Végétalisme, soja, gluten: le point de vue engagé de Esthel Racine

 

Esthel Racine, fondatrice de l’entreprise Aliments Racine, nous a fait le plaisir de nous en apprendre un peu plus sur ses produits et son régime alimentaire. En attendant d’en savoir plus lors du prochain 5@7 Engagé auquel Esthel participera ce mardi 18 avril (“Démystifions le végétarisme et le végétalisme!”), voici quelques éléments de réflexion préliminaires. Food for thoughts!

Aliments Racine

 

Esthel, tu nous présentes Aliments Racine, ton entreprise?

Aliments Racine, c’est une gamme de produits prêts à cuisiner faits à base de légumineuses entièrement sans soya et sans gluten. La raison pour laquelle on a choisi de faire sans soya et sans gluten, c’est pour ajouter de la diversité!

 

Justement, sur ton site internet, on peut lire “nous souhaitons offrir autre chose car nous croyons qu’une saine alimentation passe par la diversité et la qualité des ingrédients.” Qu’entends-tu par là?

On croit beaucoup à l’importance de diversifier les sources de protéines. D’une part, pour la santé, l’équilibre, et d’autre part pour l’environnement, pour éviter d’encourager les monocultures, c’est-à-dire les aliments que l’on cultive énormément comme le blé et le soja, entre autres. On essaie de toujours utiliser des légumineuses différentes à chaque produit que l’on va créer. Pour l’instant il y en a deux, et bientôt nous aurons une gamme complète de produits prêts-à-manger.

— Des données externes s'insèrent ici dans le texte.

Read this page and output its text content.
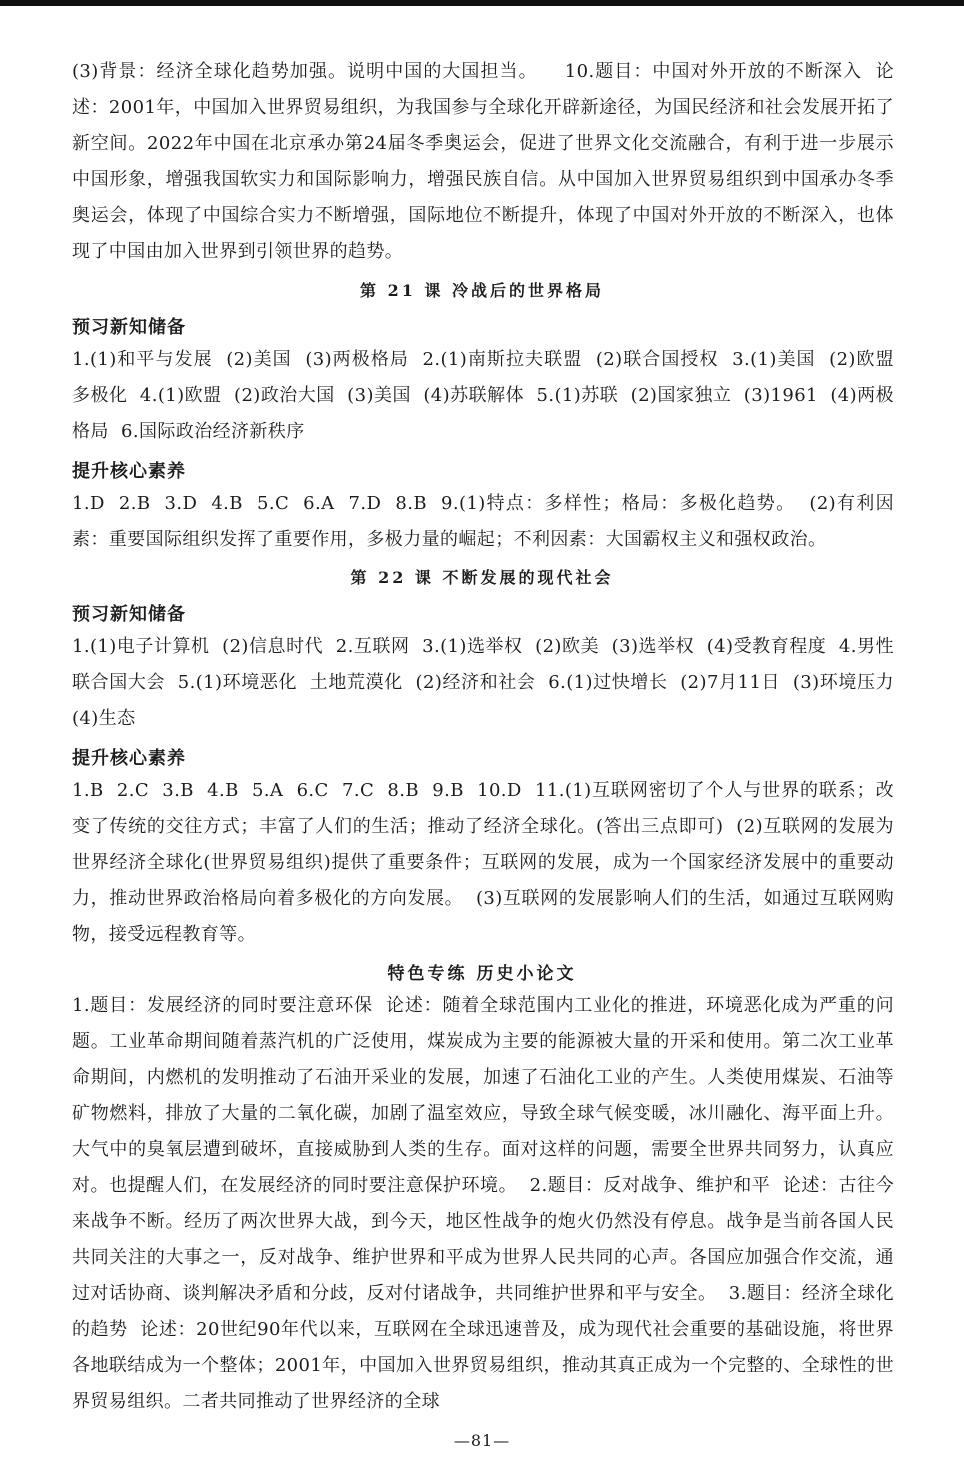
(3)背景：经济全球化趋势加强。说明中国的大国担当。    10.题目：中国对外开放的不断深入  论述：2001年，中国加入世界贸易组织，为我国参与全球化开辟新途径，为国民经济和社会发展开拓了新空间。2022年中国在北京承办第24届冬季奥运会，促进了世界文化交流融合，有利于进一步展示中国形象，增强我国软实力和国际影响力，增强民族自信。从中国加入世界贸易组织到中国承办冬季奥运会，体现了中国综合实力不断增强，国际地位不断提升，体现了中国对外开放的不断深入，也体现了中国由加入世界到引领世界的趋势。
第 21 课 冷战后的世界格局
预习新知储备
1.(1)和平与发展  (2)美国  (3)两极格局  2.(1)南斯拉夫联盟  (2)联合国授权  3.(1)美国  (2)欧盟  多极化  4.(1)欧盟  (2)政治大国  (3)美国  (4)苏联解体  5.(1)苏联  (2)国家独立  (3)1961  (4)两极格局  6.国际政治经济新秩序
提升核心素养
1.D  2.B  3.D  4.B  5.C  6.A  7.D  8.B  9.(1)特点：多样性；格局：多极化趋势。  (2)有利因素：重要国际组织发挥了重要作用，多极力量的崛起；不利因素：大国霸权主义和强权政治。
第 22 课 不断发展的现代社会
预习新知储备
1.(1)电子计算机  (2)信息时代  2.互联网  3.(1)选举权  (2)欧美  (3)选举权  (4)受教育程度  4.男性  联合国大会  5.(1)环境恶化  土地荒漠化  (2)经济和社会  6.(1)过快增长  (2)7月11日  (3)环境压力  (4)生态
提升核心素养
1.B  2.C  3.B  4.B  5.A  6.C  7.C  8.B  9.B  10.D  11.(1)互联网密切了个人与世界的联系；改变了传统的交往方式；丰富了人们的生活；推动了经济全球化。(答出三点即可)  (2)互联网的发展为世界经济全球化(世界贸易组织)提供了重要条件；互联网的发展，成为一个国家经济发展中的重要动力，推动世界政治格局向着多极化的方向发展。  (3)互联网的发展影响人们的生活，如通过互联网购物，接受远程教育等。
特色专练 历史小论文
1.题目：发展经济的同时要注意环保  论述：随着全球范围内工业化的推进，环境恶化成为严重的问题。工业革命期间随着蒸汽机的广泛使用，煤炭成为主要的能源被大量的开采和使用。第二次工业革命期间，内燃机的发明推动了石油开采业的发展，加速了石油化工业的产生。人类使用煤炭、石油等矿物燃料，排放了大量的二氧化碳，加剧了温室效应，导致全球气候变暖，冰川融化、海平面上升。大气中的臭氧层遭到破坏，直接威胁到人类的生存。面对这样的问题，需要全世界共同努力，认真应对。也提醒人们，在发展经济的同时要注意保护环境。  2.题目：反对战争、维护和平  论述：古往今来战争不断。经历了两次世界大战，到今天，地区性战争的炮火仍然没有停息。战争是当前各国人民共同关注的大事之一，反对战争、维护世界和平成为世界人民共同的心声。各国应加强合作交流，通过对话协商、谈判解决矛盾和分歧，反对付诸战争，共同维护世界和平与安全。  3.题目：经济全球化的趋势  论述：20世纪90年代以来，互联网在全球迅速普及，成为现代社会重要的基础设施，将世界各地联结成为一个整体；2001年，中国加入世界贸易组织，推动其真正成为一个完整的、全球性的世界贸易组织。二者共同推动了世界经济的全球
—81—
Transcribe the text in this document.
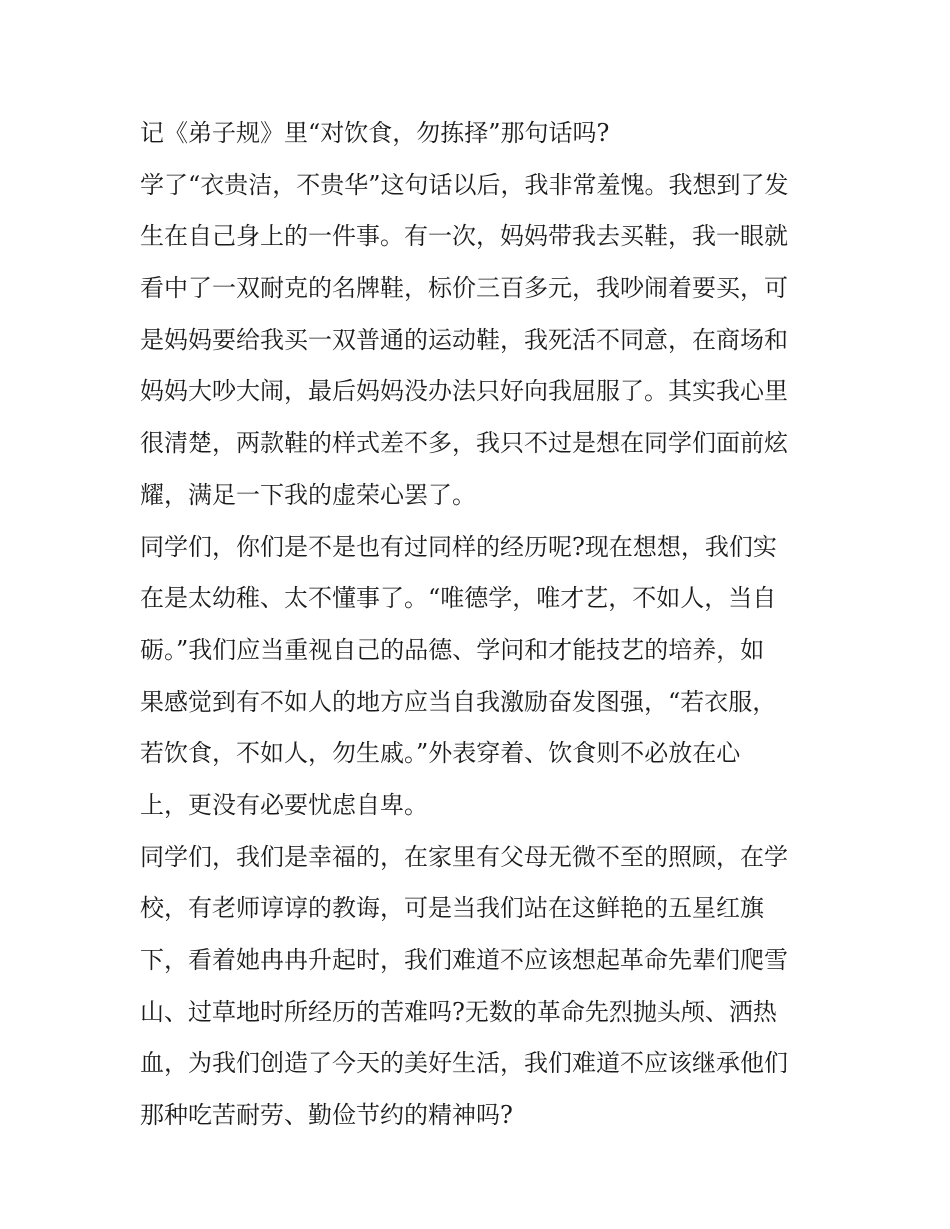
记《弟子规》里“对饮食，勿拣择”那句话吗?
学了“衣贵洁，不贵华”这句话以后，我非常羞愧。我想到了发
生在自己身上的一件事。有一次，妈妈带我去买鞋，我一眼就
看中了一双耐克的名牌鞋，标价三百多元，我吵闹着要买，可
是妈妈要给我买一双普通的运动鞋，我死活不同意，在商场和
妈妈大吵大闹，最后妈妈没办法只好向我屈服了。其实我心里
很清楚，两款鞋的样式差不多，我只不过是想在同学们面前炫
耀，满足一下我的虚荣心罢了。
同学们，你们是不是也有过同样的经历呢?现在想想，我们实
在是太幼稚、太不懂事了。“唯德学，唯才艺，不如人，当自
砺。”我们应当重视自己的品德、学问和才能技艺的培养，如
果感觉到有不如人的地方应当自我激励奋发图强，“若衣服，
若饮食，不如人，勿生戚。”外表穿着、饮食则不必放在心
上，更没有必要忧虑自卑。
同学们，我们是幸福的，在家里有父母无微不至的照顾，在学
校，有老师谆谆的教诲，可是当我们站在这鲜艳的五星红旗
下，看着她冉冉升起时，我们难道不应该想起革命先辈们爬雪
山、过草地时所经历的苦难吗?无数的革命先烈抛头颅、洒热
血，为我们创造了今天的美好生活，我们难道不应该继承他们
那种吃苦耐劳、勤俭节约的精神吗?
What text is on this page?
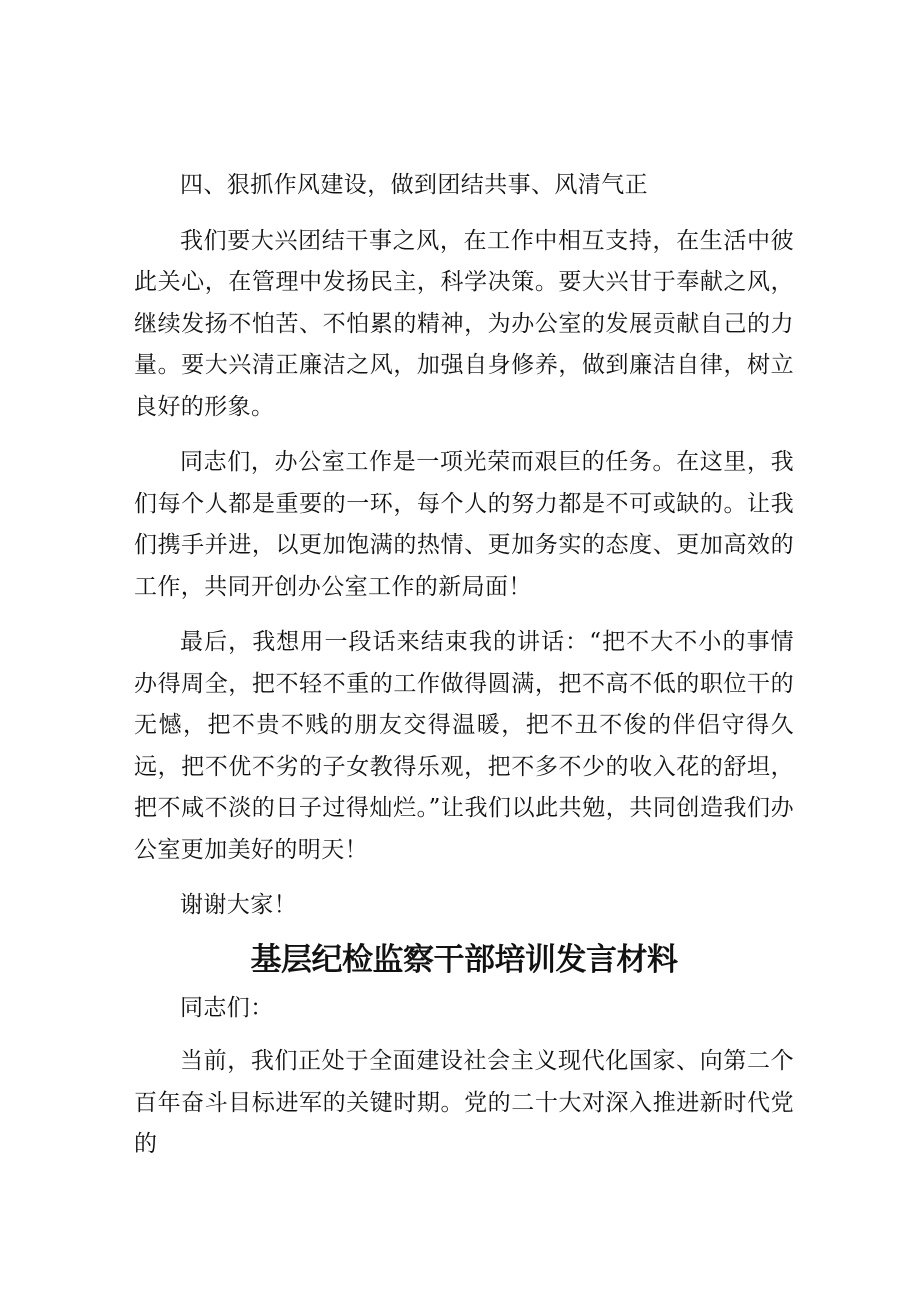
四、狠抓作风建设，做到团结共事、风清气正

我们要大兴团结干事之风，在工作中相互支持，在生活中彼此关心，在管理中发扬民主，科学决策。要大兴甘于奉献之风，继续发扬不怕苦、不怕累的精神，为办公室的发展贡献自己的力量。要大兴清正廉洁之风，加强自身修养，做到廉洁自律，树立良好的形象。

同志们，办公室工作是一项光荣而艰巨的任务。在这里，我们每个人都是重要的一环，每个人的努力都是不可或缺的。让我们携手并进，以更加饱满的热情、更加务实的态度、更加高效的工作，共同开创办公室工作的新局面！

最后，我想用一段话来结束我的讲话：“把不大不小的事情办得周全，把不轻不重的工作做得圆满，把不高不低的职位干的无憾，把不贵不贱的朋友交得温暖，把不丑不俊的伴侣守得久远，把不优不劣的子女教得乐观，把不多不少的收入花的舒坦，把不咸不淡的日子过得灿烂。”让我们以此共勉，共同创造我们办公室更加美好的明天！

谢谢大家！

基层纪检监察干部培训发言材料

同志们：

当前，我们正处于全面建设社会主义现代化国家、向第二个百年奋斗目标进军的关键时期。党的二十大对深入推进新时代党的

J’ai aussi réfléchi à cette diversité pour les allergies et intolérances. J’ai moi-même un colon irritable, c’est un peu ça qui m’a amené à changer mon régime et éventuellement vers le végétarisme. J’avais beaucoup de difficultés à digérer plein de choses, donc j’ai fini par tester et trouver ce qui me convenait. On est tous un peu différents, donc il faut adapter… je crois beaucoup en l’écoute de mon corps, il n’y a pas une alimentation qui est pour tous. A la base, c’est pour ça que j’ai développé mes recettes.

 

Sans soja et sans gluten: es-tu pratiquante? Est-ce un défi dans ta vie personnelle?

Pour ce qui est du sans soja / sans gluten, comme je ne suis pas coeliaque, ce n’est pas que je ne peux pas en consommer. Si j’ai une option qui est sans soja je la prends toujours car on en retrouve partout. J’évite de trop en consommer, toujours dans l’esprit de diversité. Donc c’est pas un problème présentement parce que je cuisine beaucoup, mais ça peut être un problème pour ceux qui ne cuisinent pas. C’est pour cela qu’on a développé notre gamme, pour faciliter les options diversifiées.

 

Tes aliments sont également végétaliens. Comment les personnes perçoivent-ils ce message au-delà de ta communauté de clients, et que faut-il faire selon toi pour “démystifier” ce régime?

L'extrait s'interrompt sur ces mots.